Elena entrò fin da giovanissima nel mondo salesiano, frequentando l’Istituto di via Cumiana, dove affiancò le suore nelle attività di animazione. Questi anni di esperienza rafforzarono la sua inclinazione verso il prossimo, spingendola ad avvicinarsi con entusiasmo al movimento dell’Azione Cattolica presso la parrocchia di Gesù Adolescente.

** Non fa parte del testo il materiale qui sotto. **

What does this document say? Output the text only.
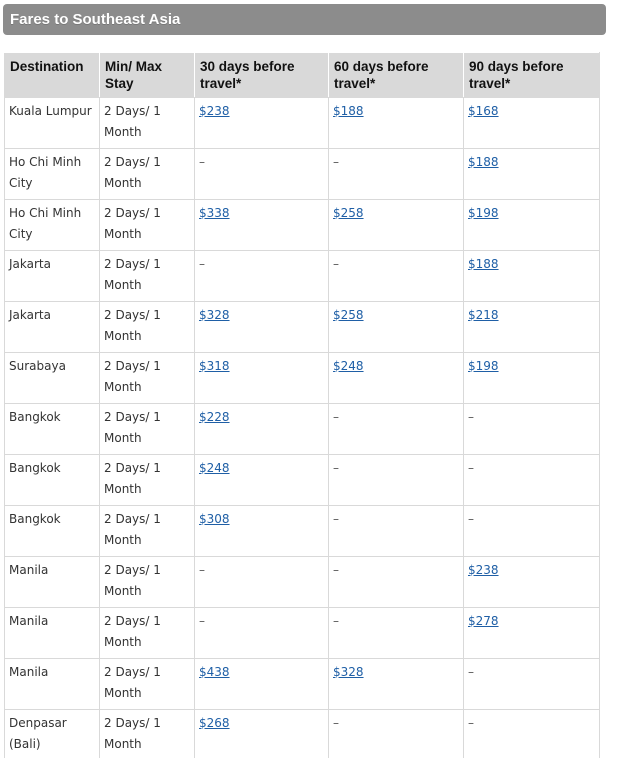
Fares to Southeast Asia
Destination	Min/ Max Stay	30 days before travel*	60 days before travel*	90 days before travel*
Kuala Lumpur	2 Days/ 1 Month	$238	$188	$168
Ho Chi Minh City	2 Days/ 1 Month	–	–	$188
Ho Chi Minh City	2 Days/ 1 Month	$338	$258	$198
Jakarta	2 Days/ 1 Month	–	–	$188
Jakarta	2 Days/ 1 Month	$328	$258	$218
Surabaya	2 Days/ 1 Month	$318	$248	$198
Bangkok	2 Days/ 1 Month	$228	–	–
Bangkok	2 Days/ 1 Month	$248	–	–
Bangkok	2 Days/ 1 Month	$308	–	–
Manila	2 Days/ 1 Month	–	–	$238
Manila	2 Days/ 1 Month	–	–	$278
Manila	2 Days/ 1 Month	$438	$328	–
Denpasar (Bali)	2 Days/ 1 Month	$268	–	–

Anche lo studio la appassionò molto. Frequentò con serietà la scuola professionale, completandola brillantemente. Purtroppo, però, non potè proseguire, dovendo dare una mano alla famiglia, la cui economia si reggeva solo sul lavoro della mamma. Verso i 17 anni, Elena varcò la soglia della carrozzeria di Nuccio Bertone il quale, apprezzandone l’affidabilità, la serietà e l’empatia, qualche anno dopo la volle come sua segretaria, ruolo che ricoprì per ben quarantadue anni, fino alla pensione.

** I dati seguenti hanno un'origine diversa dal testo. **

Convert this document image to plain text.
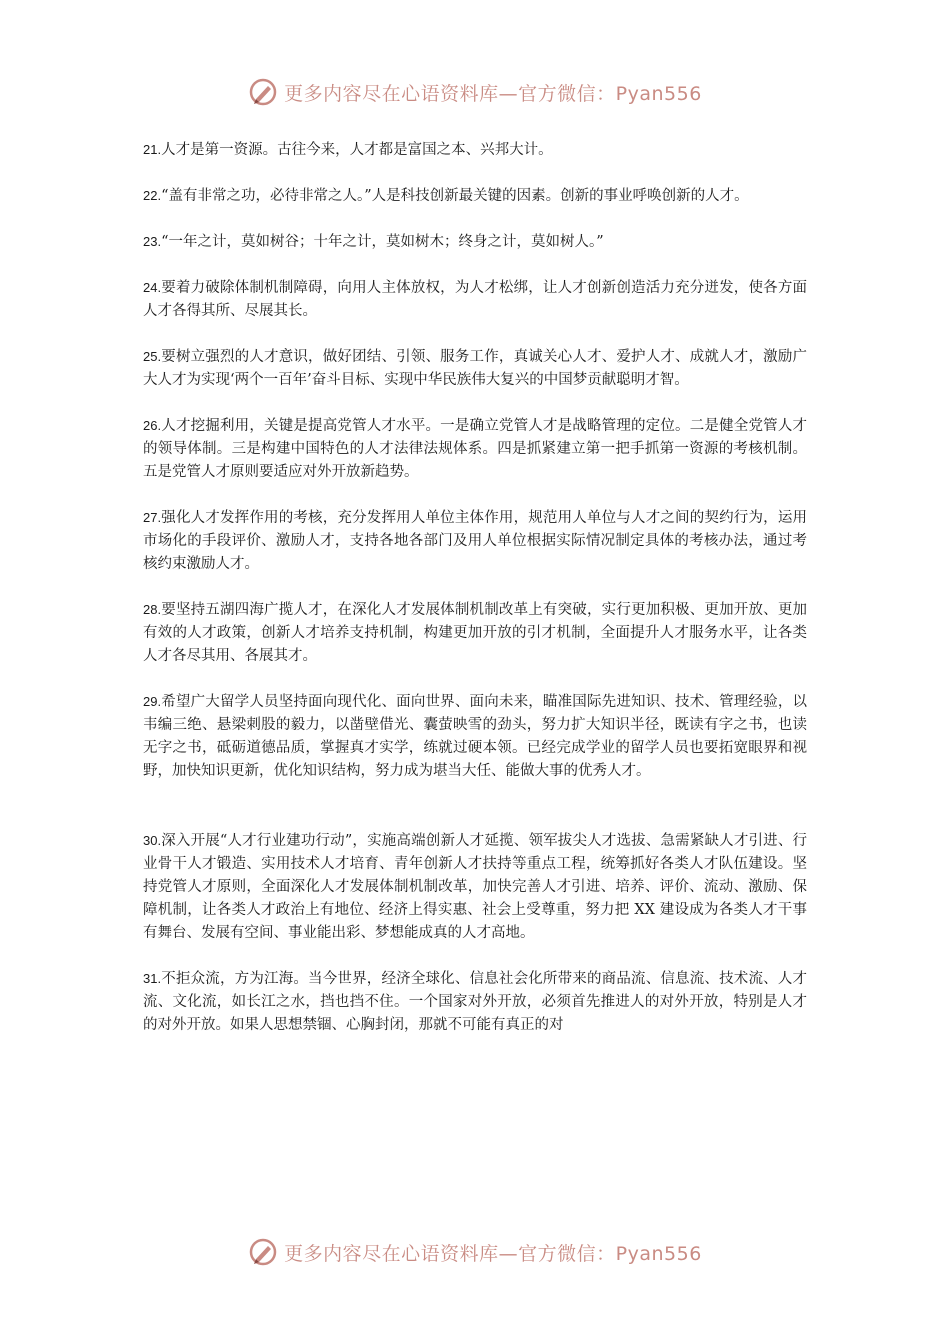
更多内容尽在心语资料库—官方微信：Pyan556

21.人才是第一资源。古往今来，人才都是富国之本、兴邦大计。

22.“盖有非常之功，必待非常之人。”人是科技创新最关键的因素。创新的事业呼唤创新的人才。

23.“一年之计，莫如树谷；十年之计，莫如树木；终身之计，莫如树人。”

24.要着力破除体制机制障碍，向用人主体放权，为人才松绑，让人才创新创造活力充分迸发，使各方面人才各得其所、尽展其长。

25.要树立强烈的人才意识，做好团结、引领、服务工作，真诚关心人才、爱护人才、成就人才，激励广大人才为实现‘两个一百年’奋斗目标、实现中华民族伟大复兴的中国梦贡献聪明才智。

26.人才挖掘利用，关键是提高党管人才水平。一是确立党管人才是战略管理的定位。二是健全党管人才的领导体制。三是构建中国特色的人才法律法规体系。四是抓紧建立第一把手抓第一资源的考核机制。五是党管人才原则要适应对外开放新趋势。

27.强化人才发挥作用的考核，充分发挥用人单位主体作用，规范用人单位与人才之间的契约行为，运用市场化的手段评价、激励人才，支持各地各部门及用人单位根据实际情况制定具体的考核办法，通过考核约束激励人才。

28.要坚持五湖四海广揽人才，在深化人才发展体制机制改革上有突破，实行更加积极、更加开放、更加有效的人才政策，创新人才培养支持机制，构建更加开放的引才机制，全面提升人才服务水平，让各类人才各尽其用、各展其才。

29.希望广大留学人员坚持面向现代化、面向世界、面向未来，瞄准国际先进知识、技术、管理经验，以韦编三绝、悬梁刺股的毅力，以凿壁借光、囊萤映雪的劲头，努力扩大知识半径，既读有字之书，也读无字之书，砥砺道德品质，掌握真才实学，练就过硬本领。已经完成学业的留学人员也要拓宽眼界和视野，加快知识更新，优化知识结构，努力成为堪当大任、能做大事的优秀人才。

30.深入开展“人才行业建功行动”，实施高端创新人才延揽、领军拔尖人才选拔、急需紧缺人才引进、行业骨干人才锻造、实用技术人才培育、青年创新人才扶持等重点工程，统筹抓好各类人才队伍建设。坚持党管人才原则，全面深化人才发展体制机制改革，加快完善人才引进、培养、评价、流动、激励、保障机制，让各类人才政治上有地位、经济上得实惠、社会上受尊重，努力把 XX 建设成为各类人才干事有舞台、发展有空间、事业能出彩、梦想能成真的人才高地。

31.不拒众流，方为江海。当今世界，经济全球化、信息社会化所带来的商品流、信息流、技术流、人才流、文化流，如长江之水，挡也挡不住。一个国家对外开放，必须首先推进人的对外开放，特别是人才的对外开放。如果人思想禁锢、心胸封闭，那就不可能有真正的对

更多内容尽在心语资料库—官方微信：Pyan556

La vita sembrava finalmente avere preso una strada meno tortuosa, ma ecco una nuova prova per Elena. Correvano gli anni ’80. Improvvisamente, un ictus colpì la mamma, paralizzandola per quattordici lunghissimi anni. Lei se ne fece carico in prima persona, perché il fratello era all’estero per lavoro. Questo lutto segnò un’ulteriore svolta nella vita di Elena, ma lei, invece di implodere nel vuoto lasciato dalla scomparsa dell’amata mamma, colmò quest’assenza fino all’orlo, dedicandosi anima e corpo al prossimo.
Cooperò con slancio con la Società di San Vincenzo e con il Centro di Ascolto parrocchiale. Fu catechista. Ma Borgo San Paolo era troppo stretto per contenere lo smisurato amore evangelico di Elena. Il suo impeto cristiano varcò i confini di Torino e poi dell’Italia, per raggiungere missionari e associazioni benefiche in tutti gli angoli del mondo. Non si dimenticò tuttavia dei parenti lasciati nel Bellunese, dove si recava ogni estate.
Morì investita da un’auto la sera di un piovoso venerdì di gennaio. Solo allora si venne a sapere delle sue innumerevoli opere di carità. Fu un esempio di vita cristiana vissuta fino in fondo con umiltà, riserbo, discrezione e sconfinata generosità.